Oceane

Detlev Glanert

le 19/08/2020

par Pierre Rigaudière

Maria Bengtsson (Oceane), Nikolai Schukoff (Martin von Dircksen), Christoph Pohl (Dr Albert Felgentreu), Nicole Haslett (Kristina), Albert Pesendorfer (le pasteur Baltzer), Doris Soffel (Madame Louise), Stephen Bronk (Georg), Chor und Orchester der Deutschen Oper Berlin, dir. Donald Runnicles (live Berlin, Deutsche Oper, avril-mai 2019).
Oehms Classics OC985. 2 CD. Présentation bilingue (all., angl.), livret en allemand. Distr. Outhere.

Bien que le propos littéraire de Theodor Fontane, dont Hans-Ulrich Treichel – qui avait déjà collaboré avec Detlev Glanert pour son Caligula – s’inspire ici librement à partir du roman Oceane von Parceval, tende vers la critique de la société bourgeoise de l’Allemagne du dix-neuvième siècle, la figure d’Oceane est nimbée d’un mystère qui la rapproche de la Mélisande de Maeterlinck. Rappelant les roussalki slaves autant qu’une Ondine ou une Mélusine, elle est fortement liée à la mer mais ne laisse jamais rien filtrer de son origine. Le compositeur optant pour une caractérisation musicale assez claire des personnages, Oceane est nimbée d’un léger halo microtonal qui traduit l’impossibilité de son intégration à la société des humains, laquelle évolue dans un cadre fortement polarisé et majoritairement tonal.

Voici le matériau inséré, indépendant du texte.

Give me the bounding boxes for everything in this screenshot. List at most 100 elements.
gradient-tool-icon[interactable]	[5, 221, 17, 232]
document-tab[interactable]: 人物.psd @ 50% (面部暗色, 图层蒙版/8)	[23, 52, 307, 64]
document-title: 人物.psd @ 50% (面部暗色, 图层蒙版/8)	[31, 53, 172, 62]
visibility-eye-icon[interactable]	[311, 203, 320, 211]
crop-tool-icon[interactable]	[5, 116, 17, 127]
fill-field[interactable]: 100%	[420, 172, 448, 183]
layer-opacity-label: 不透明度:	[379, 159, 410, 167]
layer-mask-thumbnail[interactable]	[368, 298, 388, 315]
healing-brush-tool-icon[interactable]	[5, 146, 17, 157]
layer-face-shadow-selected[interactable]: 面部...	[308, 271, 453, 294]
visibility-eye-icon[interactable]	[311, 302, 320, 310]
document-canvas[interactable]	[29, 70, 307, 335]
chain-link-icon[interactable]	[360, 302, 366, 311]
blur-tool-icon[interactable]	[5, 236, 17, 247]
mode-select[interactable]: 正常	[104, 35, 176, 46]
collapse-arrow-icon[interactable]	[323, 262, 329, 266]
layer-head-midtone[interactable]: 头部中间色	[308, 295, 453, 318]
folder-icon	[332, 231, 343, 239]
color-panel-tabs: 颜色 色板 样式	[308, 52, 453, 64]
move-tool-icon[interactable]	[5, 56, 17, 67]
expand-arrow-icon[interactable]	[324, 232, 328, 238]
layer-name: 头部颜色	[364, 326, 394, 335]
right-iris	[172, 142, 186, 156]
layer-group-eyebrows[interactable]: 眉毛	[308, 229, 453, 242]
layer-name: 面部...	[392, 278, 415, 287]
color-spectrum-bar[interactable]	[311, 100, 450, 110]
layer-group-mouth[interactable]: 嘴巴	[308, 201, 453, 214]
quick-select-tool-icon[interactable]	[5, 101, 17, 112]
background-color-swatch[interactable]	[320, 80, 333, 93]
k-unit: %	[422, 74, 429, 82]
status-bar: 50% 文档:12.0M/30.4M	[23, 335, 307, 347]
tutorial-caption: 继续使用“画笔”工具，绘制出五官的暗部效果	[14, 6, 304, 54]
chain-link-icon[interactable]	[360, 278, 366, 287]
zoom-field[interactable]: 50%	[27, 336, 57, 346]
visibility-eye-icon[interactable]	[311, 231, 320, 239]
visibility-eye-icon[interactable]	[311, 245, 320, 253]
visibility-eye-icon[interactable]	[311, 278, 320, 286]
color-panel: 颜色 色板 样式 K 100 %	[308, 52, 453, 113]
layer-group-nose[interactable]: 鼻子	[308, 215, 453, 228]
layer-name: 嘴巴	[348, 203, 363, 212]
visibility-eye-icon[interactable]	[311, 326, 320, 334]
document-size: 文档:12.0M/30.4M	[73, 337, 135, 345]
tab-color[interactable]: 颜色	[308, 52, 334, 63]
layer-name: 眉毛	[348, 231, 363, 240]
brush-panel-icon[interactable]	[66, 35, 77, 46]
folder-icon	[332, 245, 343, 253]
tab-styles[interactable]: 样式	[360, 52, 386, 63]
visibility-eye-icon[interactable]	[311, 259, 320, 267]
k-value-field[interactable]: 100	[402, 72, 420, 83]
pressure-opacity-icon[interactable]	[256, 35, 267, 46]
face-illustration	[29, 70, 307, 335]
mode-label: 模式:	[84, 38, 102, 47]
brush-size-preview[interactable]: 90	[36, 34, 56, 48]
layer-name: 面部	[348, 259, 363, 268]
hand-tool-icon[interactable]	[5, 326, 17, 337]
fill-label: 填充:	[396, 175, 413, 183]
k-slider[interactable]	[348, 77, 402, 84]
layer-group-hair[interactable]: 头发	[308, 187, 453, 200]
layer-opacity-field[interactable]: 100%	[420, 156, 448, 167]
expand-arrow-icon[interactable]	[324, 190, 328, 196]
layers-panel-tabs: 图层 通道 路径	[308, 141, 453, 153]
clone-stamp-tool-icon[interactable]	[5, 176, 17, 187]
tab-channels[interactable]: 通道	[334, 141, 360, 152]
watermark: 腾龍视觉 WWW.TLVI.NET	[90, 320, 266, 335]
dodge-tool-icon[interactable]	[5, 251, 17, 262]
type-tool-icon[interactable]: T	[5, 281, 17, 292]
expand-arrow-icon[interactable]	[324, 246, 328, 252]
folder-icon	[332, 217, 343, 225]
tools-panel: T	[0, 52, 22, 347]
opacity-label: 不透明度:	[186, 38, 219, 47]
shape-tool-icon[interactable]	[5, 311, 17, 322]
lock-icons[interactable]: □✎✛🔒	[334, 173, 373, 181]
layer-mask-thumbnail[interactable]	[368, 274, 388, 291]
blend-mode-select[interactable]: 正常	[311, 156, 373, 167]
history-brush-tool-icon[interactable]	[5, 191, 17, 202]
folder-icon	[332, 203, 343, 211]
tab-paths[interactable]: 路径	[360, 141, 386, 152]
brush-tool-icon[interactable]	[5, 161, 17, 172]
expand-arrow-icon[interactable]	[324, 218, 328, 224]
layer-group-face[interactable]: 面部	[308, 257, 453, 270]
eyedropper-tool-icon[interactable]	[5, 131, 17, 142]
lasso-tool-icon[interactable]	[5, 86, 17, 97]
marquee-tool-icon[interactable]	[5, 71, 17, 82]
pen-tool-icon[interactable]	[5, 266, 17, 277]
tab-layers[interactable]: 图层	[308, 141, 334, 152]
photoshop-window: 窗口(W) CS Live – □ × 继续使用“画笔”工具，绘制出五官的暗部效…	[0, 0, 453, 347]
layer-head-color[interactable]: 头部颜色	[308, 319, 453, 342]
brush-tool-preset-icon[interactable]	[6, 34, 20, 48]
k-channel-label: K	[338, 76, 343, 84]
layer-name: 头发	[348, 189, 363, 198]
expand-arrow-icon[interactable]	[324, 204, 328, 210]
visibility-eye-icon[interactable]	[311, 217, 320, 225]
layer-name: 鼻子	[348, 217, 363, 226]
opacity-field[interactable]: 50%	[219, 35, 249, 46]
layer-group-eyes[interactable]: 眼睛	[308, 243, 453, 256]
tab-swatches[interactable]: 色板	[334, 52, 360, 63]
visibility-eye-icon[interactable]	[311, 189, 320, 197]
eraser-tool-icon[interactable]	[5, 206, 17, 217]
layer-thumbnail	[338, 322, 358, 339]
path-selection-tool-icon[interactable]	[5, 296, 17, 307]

Grâce à la polyvalence d’un soprano aussi à l’aise dans la douceur transparente que dans la concentration énergétique, Maria Bengtsson incarne aussi bien la fluidité de son personnage que son incandescence, notamment lorsqu’elle se livre à une danse débridée qui choque la bonne société par son érotisme.

Archétype de la vigueur saine et virile qui est l’apanage de sa condition sociale, Martin von Dircksen s’éprend violemment d’Oceane, qui ne le laisse néanmoins pas accéder à son univers mental. Nikolai Schukoff aborde tout en finesse ce personnage sûr de lui mais désireux de ne pas froisser la mystérieuse jeune femme, et la souplesse de son phrasé, comme la chaleur radiante de son timbre confèrent à son personnage une humanité portée avec un grand naturel. Le léger défaut d’élocution du ténor aurait même tendance, comme la dissymétrie qui type un visage, à rendre plus authentique encore son rôle. Aux antipodes de cette bienveillance, le pasteur Baltzer se montre moralisateur, intolérant, et même haineux à l’égard d’Oceane, dont il causera finalement le départ. La basse wagnérienne Albert Pesendorfer a la voix de l’emploi et incarne magistralement l’autorité incontestée du personnage au sein de cette microsociété en villégiature.

Cet opéra est fondamentalement une affaire de duos, combinables pour former divers ensembles dont on apprécie la qualité de l’écriture, alors que nombre d’opéras récents font l’impasse sur cet exercice périlleux. Si le duo Oceane/Martin véhicule un pathos que l’on pourra trouver grandiloquent par moments, et c’est l’un des rares griefs, avec le recours à des procédés quelque peu convenus de narration musicale, que l’on puisse faire à l’ouvrage, il est fort judicieusement contrebalancé par un couple naissant, formé d’un docteur plutôt jovial auquel Christoph Pohl donne une énergie communicative, et d’une Kristina particulièrement superficielle qui y va, grâce à l’agile colorature de Nicole Haslett, de ses vocalises aussi acrobatiques qu’intempestives. Évoluant dans un registre plus pince-sans-rire, charpenté par le mezzo de Doris Soffel et le baryton-basse de Stephen Bronk, le duo Madame Louise/Georg est à la fois le catalyseur et l’observateur lucide du drame.

Bien qu’utilisés de façon diffuse, les chœurs, qui figurent de façon indistincte Oceane et les éléments marins, apportent une belle matière qui profite en premier lieu aux textures orchestrales. De ces dernières, Donald Runnicles exalte aussi bien le versant impressionniste que les arêtes acérées, de sorte que la dynamique de l’ensemble ne se paie jamais par une sécheresse excessive.

En dépit d’un bal dont les danses auraient gagné à être davantage stylisées pour échapper à la banalité d’un expédient dramaturgique peu original, en dépit de tutti orchestraux à grand spectacle, cette Oceane tire un parti efficace d’un sujet original.